EMatch: A Unified Framework for Event-based Optical Flow and Stereo Matching

Pengjie Zhang,Lin Zhu,Xiao Wang,Lizhi Wang,Wanxuan Lu,Hua Huang
2024-11-22
Abstract:Event cameras have shown promise in vision applications like optical flow estimation and stereo matching, with many specialized architectures leveraging the asynchronous and sparse nature of event data. However, existing works only focus event data within the confines of task-specific domains, overlooking how tasks across the temporal and spatial domains can reinforce each other. In this paper, we reformulate event-based flow estimation and stereo matching as a unified dense correspondence matching problem, enabling us to solve both tasks within a single model by directly matching features in a shared representation space. Specifically, our method utilizes a Temporal Recurrent Network to aggregate event features across temporal or spatial domains, and a Spatial Contextual Attention to enhance knowledge transfer across event flows via temporal or spatial interactions. By utilizing a shared feature similarities module that integrates knowledge from event streams via temporal or spatial interactions, our network performs optical flow estimation from temporal event segment inputs and stereo matching from spatial event segment inputs simultaneously. We demonstrate that our unified model inherently supports multi-task fusion and cross-task transfer. Without the need for retraining for specific task, our model can effectively handle both optical flow and stereo estimation, achieving state-of-the-art performance on both tasks.
Computer Vision and Pattern Recognition
What problem does this paper attempt to address?

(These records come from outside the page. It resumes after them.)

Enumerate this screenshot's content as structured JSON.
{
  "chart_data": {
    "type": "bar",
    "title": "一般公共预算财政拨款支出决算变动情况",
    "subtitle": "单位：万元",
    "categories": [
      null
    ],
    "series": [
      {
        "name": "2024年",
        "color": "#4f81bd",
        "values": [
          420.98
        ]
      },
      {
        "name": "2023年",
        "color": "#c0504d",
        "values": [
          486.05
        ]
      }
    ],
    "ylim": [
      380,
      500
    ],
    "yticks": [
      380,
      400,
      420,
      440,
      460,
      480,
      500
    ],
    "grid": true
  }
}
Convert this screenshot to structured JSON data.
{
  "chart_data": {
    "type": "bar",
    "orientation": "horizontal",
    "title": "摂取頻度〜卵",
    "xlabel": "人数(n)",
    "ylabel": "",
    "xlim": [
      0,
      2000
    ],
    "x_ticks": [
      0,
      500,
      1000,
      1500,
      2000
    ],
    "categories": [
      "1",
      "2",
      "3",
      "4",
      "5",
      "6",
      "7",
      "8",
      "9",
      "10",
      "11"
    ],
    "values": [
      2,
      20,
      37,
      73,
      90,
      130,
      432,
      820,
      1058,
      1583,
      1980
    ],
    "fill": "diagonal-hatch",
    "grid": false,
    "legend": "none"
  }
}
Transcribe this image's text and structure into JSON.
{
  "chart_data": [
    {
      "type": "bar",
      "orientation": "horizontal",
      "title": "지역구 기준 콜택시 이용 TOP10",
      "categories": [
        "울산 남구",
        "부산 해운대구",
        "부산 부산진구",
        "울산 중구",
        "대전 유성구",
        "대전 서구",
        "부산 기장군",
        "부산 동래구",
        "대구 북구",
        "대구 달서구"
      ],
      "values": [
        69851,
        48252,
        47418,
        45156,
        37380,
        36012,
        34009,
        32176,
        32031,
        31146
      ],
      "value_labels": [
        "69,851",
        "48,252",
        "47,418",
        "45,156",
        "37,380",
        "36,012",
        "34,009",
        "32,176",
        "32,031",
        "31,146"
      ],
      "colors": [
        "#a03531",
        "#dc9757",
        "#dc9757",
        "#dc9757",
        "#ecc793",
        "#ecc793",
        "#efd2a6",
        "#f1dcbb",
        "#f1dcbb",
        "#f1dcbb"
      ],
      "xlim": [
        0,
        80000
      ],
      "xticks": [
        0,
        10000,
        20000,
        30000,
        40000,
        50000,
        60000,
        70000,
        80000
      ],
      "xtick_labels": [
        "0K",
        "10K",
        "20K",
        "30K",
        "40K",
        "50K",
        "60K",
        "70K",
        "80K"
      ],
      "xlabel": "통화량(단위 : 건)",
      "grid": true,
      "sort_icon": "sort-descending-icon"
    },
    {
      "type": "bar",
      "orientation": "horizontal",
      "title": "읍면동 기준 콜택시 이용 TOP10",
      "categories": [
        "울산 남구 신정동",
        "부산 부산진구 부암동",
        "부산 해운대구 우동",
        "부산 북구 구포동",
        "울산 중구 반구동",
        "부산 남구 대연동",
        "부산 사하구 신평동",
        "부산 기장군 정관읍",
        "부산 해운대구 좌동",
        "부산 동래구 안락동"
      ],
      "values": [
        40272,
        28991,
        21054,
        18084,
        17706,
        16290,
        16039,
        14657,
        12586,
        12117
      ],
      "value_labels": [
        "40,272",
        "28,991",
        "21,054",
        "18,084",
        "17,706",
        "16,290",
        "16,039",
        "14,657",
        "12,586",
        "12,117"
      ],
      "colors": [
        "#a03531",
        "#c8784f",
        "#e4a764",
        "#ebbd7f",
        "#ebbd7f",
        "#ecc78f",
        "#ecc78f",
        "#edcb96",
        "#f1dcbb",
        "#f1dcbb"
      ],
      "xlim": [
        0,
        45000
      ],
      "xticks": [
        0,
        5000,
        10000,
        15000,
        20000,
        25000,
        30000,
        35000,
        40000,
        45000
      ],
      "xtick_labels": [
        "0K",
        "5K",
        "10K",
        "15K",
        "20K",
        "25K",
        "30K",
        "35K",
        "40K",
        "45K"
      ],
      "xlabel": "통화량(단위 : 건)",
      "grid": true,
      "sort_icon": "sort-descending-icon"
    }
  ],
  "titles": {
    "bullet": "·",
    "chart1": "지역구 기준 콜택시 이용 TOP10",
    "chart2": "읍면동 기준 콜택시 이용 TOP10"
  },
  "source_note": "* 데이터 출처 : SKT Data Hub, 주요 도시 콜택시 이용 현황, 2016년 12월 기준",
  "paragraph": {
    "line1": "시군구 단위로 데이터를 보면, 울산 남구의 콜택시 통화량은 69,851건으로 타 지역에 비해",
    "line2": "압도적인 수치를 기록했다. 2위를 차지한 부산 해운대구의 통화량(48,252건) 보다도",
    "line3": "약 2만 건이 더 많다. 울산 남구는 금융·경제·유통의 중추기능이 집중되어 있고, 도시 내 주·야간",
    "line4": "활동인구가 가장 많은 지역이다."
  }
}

The problem that this paper attempts to solve is how to uniformly handle optical flow estimation and stereo matching tasks in event camera data. Most of the existing research focuses on a single task and ignores the mutual reinforcement between tasks in the time domain and the spatial domain. This paper proposes a new framework, EMatch, which unifies optical flow estimation and stereo matching in a shared representation space through the dense correspondence matching problem, so that these two tasks can be processed simultaneously in a single model without the need for retraining for specific tasks. This method can not only improve the multi - task fusion ability of the model, but also realize cross - task knowledge transfer, thus achieving state - of - the - art performance in both tasks. Specifically, the main contributions of the paper are as follows: 1. **Proposing EMatch**: a new event - based framework that unifies optical flow estimation and stereo matching in a shared representation space through dense correspondence matching. This framework bridges the gap between time - awareness and space - awareness, enabling the model to handle motion and stereo estimation simultaneously. 2. **Introducing two key modules**: the Temporal Recurrent Network (TRN) and the Spatial Contextual Attention (SCA). TRN and SCA generate a unified feature map through feature aggregation in the time domain and the spatial domain for dense correspondence matching. 3. **Supporting multi - task fusion and cross - task transfer**: The EMatch model realizes multi - task fusion and cross - task transfer in a single unified architecture and achieves state - of - the - art performance in optical flow estimation and stereo matching tasks. The paper verifies the performance of EMatch in the DSEC benchmark test through experiments, demonstrating its advantages in multi - task fusion and cross - task transfer.